FORM 6﷓K


FORM 6-K


SECURITIES AND EXCHANGE COMMISSION

Washington, D.C. 20549


Report of Foreign Private Issuer


Pursuant to Rule 13a-16 or 15d-16 of

the Securities Exchange Act of 1934



April 16, 2004



PETROBRAS ENERGIA PARTICIPACIONES S.A.

(formerly PEREZ COMPANC S.A. and PC HOLDING S.A.)     

(Exact Name of Registrant as Specified in its Charter)


Maipú 1, Piso 22

(1084)  Buenos Aires, Argentina

(Address of Principal Executive Offices)



(Indicate by check mark whether the registrant files or will file annual reports under cover of Form 20-F or Form 40-F.)
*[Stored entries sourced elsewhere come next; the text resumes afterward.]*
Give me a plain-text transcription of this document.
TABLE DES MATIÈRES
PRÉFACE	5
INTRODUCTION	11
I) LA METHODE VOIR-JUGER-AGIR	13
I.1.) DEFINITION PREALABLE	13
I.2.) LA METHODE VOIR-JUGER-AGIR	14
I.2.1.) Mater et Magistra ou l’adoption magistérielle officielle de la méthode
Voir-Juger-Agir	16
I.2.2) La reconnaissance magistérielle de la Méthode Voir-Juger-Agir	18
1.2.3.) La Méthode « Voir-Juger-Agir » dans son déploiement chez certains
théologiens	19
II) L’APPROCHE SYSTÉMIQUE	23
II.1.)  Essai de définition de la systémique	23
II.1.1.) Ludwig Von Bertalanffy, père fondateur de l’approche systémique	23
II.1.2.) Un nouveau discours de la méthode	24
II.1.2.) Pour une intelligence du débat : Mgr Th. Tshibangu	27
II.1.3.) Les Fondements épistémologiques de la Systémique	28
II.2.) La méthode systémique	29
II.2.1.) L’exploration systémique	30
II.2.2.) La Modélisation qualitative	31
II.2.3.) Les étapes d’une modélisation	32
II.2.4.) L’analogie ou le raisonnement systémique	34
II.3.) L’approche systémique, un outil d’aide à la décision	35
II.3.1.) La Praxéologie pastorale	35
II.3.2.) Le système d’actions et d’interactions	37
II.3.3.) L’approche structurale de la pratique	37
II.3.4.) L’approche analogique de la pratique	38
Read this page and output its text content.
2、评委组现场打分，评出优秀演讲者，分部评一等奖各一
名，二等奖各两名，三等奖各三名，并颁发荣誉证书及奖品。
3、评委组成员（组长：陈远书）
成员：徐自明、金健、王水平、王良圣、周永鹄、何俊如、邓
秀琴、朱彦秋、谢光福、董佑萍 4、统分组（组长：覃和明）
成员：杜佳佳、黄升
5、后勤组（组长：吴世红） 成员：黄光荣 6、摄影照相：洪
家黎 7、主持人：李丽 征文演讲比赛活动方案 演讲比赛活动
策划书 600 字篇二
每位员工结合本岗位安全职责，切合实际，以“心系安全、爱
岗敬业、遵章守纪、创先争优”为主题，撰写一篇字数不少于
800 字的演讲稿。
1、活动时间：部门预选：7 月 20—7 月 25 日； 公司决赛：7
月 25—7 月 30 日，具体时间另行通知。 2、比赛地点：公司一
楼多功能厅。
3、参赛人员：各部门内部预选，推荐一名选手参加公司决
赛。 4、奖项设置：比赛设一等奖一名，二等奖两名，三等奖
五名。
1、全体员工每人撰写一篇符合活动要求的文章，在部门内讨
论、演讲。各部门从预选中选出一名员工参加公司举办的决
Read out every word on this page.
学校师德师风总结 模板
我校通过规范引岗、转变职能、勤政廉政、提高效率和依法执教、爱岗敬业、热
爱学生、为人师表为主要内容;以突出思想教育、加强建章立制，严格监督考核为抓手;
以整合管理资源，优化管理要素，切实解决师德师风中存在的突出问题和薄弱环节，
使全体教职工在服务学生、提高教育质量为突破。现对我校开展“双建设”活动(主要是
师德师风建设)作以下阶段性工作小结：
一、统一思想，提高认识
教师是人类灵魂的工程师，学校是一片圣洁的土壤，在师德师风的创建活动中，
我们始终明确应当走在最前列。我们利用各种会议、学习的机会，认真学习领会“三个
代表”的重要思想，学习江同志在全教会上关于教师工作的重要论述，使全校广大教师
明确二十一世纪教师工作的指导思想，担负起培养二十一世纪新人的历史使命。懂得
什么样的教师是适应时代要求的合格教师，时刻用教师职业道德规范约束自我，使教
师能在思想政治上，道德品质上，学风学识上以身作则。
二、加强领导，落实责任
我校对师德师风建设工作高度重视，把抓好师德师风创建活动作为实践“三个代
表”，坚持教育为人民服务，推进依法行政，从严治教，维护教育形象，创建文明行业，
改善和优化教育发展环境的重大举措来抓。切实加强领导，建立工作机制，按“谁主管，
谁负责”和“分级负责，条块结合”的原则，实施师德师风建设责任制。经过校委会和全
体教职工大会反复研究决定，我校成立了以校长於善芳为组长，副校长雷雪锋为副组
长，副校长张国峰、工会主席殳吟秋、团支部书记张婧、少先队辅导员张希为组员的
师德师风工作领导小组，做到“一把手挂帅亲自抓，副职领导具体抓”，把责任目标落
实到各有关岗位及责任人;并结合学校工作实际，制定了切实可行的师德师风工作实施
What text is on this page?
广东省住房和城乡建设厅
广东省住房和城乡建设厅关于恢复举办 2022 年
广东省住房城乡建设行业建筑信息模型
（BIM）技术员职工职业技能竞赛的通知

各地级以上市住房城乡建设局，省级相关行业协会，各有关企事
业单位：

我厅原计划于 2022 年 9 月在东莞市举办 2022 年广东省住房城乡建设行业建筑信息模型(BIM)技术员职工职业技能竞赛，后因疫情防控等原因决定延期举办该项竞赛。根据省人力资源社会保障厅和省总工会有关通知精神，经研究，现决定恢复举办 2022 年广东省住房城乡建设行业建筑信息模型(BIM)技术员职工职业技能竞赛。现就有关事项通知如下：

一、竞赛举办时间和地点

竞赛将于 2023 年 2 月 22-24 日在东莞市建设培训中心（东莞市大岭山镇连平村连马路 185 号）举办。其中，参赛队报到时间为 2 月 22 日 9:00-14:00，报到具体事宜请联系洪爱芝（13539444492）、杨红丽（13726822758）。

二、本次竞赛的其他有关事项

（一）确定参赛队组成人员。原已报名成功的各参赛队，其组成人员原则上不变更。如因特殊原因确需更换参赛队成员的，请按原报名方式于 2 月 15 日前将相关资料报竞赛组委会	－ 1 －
Form 20-F  X   Form 40-F    


(Indicate by check mark whether the registrant by furnishing the information contained in this Form is also thereby furnishing the information to the Commission pursuant to Rule 12g3-2(b) under the Securities Exchange Act of 1934.)


Yes      No  X


If Yes is marked, indicate below the file number assigned to the registrant in connection with Rule 12g3-2(b):82

N/A






















MASTER SETTLEMENT AND MUTUAL RELEASE AGREEMENT


Buenos Aires, April 16, 2004 – Petrobras Energía Participaciones S.A. (Buenos Aires: PBE, NYSE:PZE), controlling company with a 98.21% stake in Petrobras Energía S.A. (Buenos Aires: PESA), announces today that the shareholders of Compañía de Inversiones de Energía S.A. (“CIESA”), the controlling shareholder of Transportadora de Gas del Sur S.A. (“TGS”), have entered into a Master Settlement and Mutual Release Agreement (the “Settlement Agreement”).  The shares of CIESA are currently held 50% by Petrobras Energía Participaciones S.A., through its subsidiaries Petrobras Energía S.A. (“PESA”) and Petrobras Hispano Argentina S.A., (together the “Petrobras Energía Parties”) and 50% by certain direct and indirect subsidiaries of Enron Corp. (the “Enron Parties”).


The Settlement Agreement provides that the Petrobras Energía Parties and their respective affiliates and the Enron Parties and their respective affiliates, will each grant the other releases from any and all claims under or arising from or in connection with certain agreements entered into by such parties in connection with their investment in CIESA and TGS and certain other related documents. Such releases will not be given by, but will extend to, Transwestern Pipeline Company, a member of the Enron Economic Group.


To provide the flexibility necessary to progress with the restructuring of CIESA’s financial debt, the Settlement Agreement also provides for the transfer, in two stages, of certain shares issued by TGS and by CIESA.  In the first stage (a) the Enron Parties will transfer 40% of the outstanding share capital of CIESA to a trust to be formed or to an alternative entity; and (b) the Petrobras Energía Parties will transfer their TGS class B common shares (representing 7.35% of the outstanding share capital of TGS) to the Enron Parties. In the second stage, the Enron Parties will transfer their remaining outstanding share capital of CIESA to the trust mentioned above or to an alternative entity, subject to the simultaneous transfer of the TGS class B common  shares   held  by  CIESA  (representing  approximately  4.3%  of  the outstanding shares of TGS) to the Enron Parties.  At no time will Petrobras Energía Parties hold, directly or indirectly, more than its current 50% shareholding in CIESA or hold a controlling interest in CIESA.  The transfers are subject to several conditions, one of which is approval by Ente Nacional Regulador del Gas (“ENARGAS”).  


The Settlement Agreement is subject to the entry of a final and non-appealable order, approving the Settlement Agreement, by the bankruptcy court having jurisdiction over the bankruptcy of Enron.